ほとんど泣きだしそうな顔。こんなマミは見た事がない。
「三分以内に答えられなければ、わたし、もう前田くんとは帰らない」
「え?」
マミはカバンからスマートフォンを取り出すとその画面を僕に突き出した。
タイマーだ。
もう周り始めている。
「あと、二分三十秒」
マミの目が少し潤んでいることに僕は気づいた。
「答えなかったら、もう朝お迎えにも行ってあげない」
「あのね、マミ、ちょっと待って」
「だめ、待たない」
言下にマミは僕のお願いを却下した。
正直、朝起こされるのは鬱陶しい。母のマミに対する態度もなんだか気に障る。
帰りにマミと一緒じゃなくても別段なんの支障もない。
「あと一分三十秒」
でも。
「返事してくれなかったら、もう口きいてあげない」
切迫感に自然と胸が苦しくなる。
「あと一分」
マミの眉が怒っている。上目づかいに僕を睨む。
「わたし、そうしたら転校する。……あと三十秒。
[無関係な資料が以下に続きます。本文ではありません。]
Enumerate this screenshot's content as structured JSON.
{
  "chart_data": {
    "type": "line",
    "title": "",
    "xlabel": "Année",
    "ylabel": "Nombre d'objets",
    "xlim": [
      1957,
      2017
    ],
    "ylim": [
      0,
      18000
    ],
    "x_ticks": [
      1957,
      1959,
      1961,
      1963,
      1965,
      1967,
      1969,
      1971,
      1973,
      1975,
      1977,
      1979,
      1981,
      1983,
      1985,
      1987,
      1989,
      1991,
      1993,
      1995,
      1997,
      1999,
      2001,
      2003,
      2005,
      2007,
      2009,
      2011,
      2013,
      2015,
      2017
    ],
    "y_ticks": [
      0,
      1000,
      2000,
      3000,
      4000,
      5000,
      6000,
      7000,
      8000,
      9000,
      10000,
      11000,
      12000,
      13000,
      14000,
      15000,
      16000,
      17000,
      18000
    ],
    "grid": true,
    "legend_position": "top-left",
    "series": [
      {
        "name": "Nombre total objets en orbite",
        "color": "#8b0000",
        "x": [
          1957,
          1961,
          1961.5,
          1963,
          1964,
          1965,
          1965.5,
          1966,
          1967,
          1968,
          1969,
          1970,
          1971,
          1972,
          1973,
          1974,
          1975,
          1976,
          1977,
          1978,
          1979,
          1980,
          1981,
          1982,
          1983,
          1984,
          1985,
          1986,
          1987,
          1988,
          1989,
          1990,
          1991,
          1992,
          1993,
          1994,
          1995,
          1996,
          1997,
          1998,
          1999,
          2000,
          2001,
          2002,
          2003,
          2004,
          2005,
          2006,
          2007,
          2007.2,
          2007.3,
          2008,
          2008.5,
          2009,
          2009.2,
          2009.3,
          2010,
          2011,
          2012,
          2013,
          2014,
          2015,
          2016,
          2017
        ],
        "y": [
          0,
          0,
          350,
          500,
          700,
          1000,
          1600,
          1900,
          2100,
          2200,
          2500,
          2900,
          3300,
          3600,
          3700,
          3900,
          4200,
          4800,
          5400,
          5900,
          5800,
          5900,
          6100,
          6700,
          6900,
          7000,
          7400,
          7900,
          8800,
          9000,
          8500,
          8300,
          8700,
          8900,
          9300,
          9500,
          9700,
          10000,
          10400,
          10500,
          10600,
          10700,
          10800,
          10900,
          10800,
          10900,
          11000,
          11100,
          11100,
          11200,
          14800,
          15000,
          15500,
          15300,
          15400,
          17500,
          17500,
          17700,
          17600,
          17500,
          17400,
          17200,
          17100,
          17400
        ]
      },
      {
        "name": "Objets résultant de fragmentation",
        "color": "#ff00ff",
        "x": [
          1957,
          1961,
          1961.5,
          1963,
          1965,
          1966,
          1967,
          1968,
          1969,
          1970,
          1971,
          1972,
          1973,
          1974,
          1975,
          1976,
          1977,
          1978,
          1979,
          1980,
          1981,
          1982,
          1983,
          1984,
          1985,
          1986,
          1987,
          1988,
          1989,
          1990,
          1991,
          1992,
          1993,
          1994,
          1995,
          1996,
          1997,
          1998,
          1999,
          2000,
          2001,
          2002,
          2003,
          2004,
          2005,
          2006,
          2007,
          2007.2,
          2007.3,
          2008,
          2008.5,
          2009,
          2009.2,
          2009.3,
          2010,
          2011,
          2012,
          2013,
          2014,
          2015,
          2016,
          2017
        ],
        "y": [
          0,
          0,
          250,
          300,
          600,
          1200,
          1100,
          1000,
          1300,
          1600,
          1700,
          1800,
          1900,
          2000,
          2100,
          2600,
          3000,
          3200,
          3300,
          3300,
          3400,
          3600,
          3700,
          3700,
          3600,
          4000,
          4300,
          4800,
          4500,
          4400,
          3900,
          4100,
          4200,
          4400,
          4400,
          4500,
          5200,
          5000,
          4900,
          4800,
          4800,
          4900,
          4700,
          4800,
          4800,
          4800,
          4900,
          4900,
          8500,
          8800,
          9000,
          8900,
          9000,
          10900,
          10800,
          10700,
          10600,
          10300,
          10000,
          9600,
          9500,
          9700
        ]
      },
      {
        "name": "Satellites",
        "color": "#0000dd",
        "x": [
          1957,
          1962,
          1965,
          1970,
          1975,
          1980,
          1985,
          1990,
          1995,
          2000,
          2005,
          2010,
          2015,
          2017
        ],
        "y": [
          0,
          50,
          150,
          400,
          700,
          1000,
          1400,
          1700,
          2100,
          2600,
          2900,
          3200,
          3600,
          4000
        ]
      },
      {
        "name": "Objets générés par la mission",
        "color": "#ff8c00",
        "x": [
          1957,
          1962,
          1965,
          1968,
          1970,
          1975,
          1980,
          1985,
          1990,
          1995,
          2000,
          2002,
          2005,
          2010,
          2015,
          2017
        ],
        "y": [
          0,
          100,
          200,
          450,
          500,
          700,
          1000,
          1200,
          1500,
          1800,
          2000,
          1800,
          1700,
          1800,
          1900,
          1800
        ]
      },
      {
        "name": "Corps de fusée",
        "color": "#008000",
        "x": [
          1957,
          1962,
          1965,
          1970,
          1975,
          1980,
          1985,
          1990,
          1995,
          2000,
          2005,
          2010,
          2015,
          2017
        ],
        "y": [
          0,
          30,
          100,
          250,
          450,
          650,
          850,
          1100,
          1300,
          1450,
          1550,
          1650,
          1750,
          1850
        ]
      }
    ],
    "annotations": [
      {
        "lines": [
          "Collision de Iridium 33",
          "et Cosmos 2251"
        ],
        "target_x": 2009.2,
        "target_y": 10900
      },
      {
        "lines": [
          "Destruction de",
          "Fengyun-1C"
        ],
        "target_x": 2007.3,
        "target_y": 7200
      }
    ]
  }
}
……これが最後だよ?」
マミが僕の前から居なくなる?
「わかった、わかったよ」
僕は慌ててマミに手を振った。
「うん! いいよ! 付き合ってください!」
マミはニコッと笑うとタイマーを止めた。
「……あと、十秒だったね。雄介くん、危機一髪だ」
なんでか知らないけどマミが目を拭う。
「こちらこそ、ふつつか者ですけどよろしくお願いします」
マミはぺこりと頭を下げた。
「うん、ああ……」
なんだか狐につままれたような気持ちだった。
ふわふわするような、だけどなんだか不安なような。
「じゃ、帰ろ?」
マミはごく自然に僕の手を握った。
「五分だけ、学校帰りのデートだね」
これが、僕とマミが友達だった最後の三分間。
そして僕とマミは恋人になった。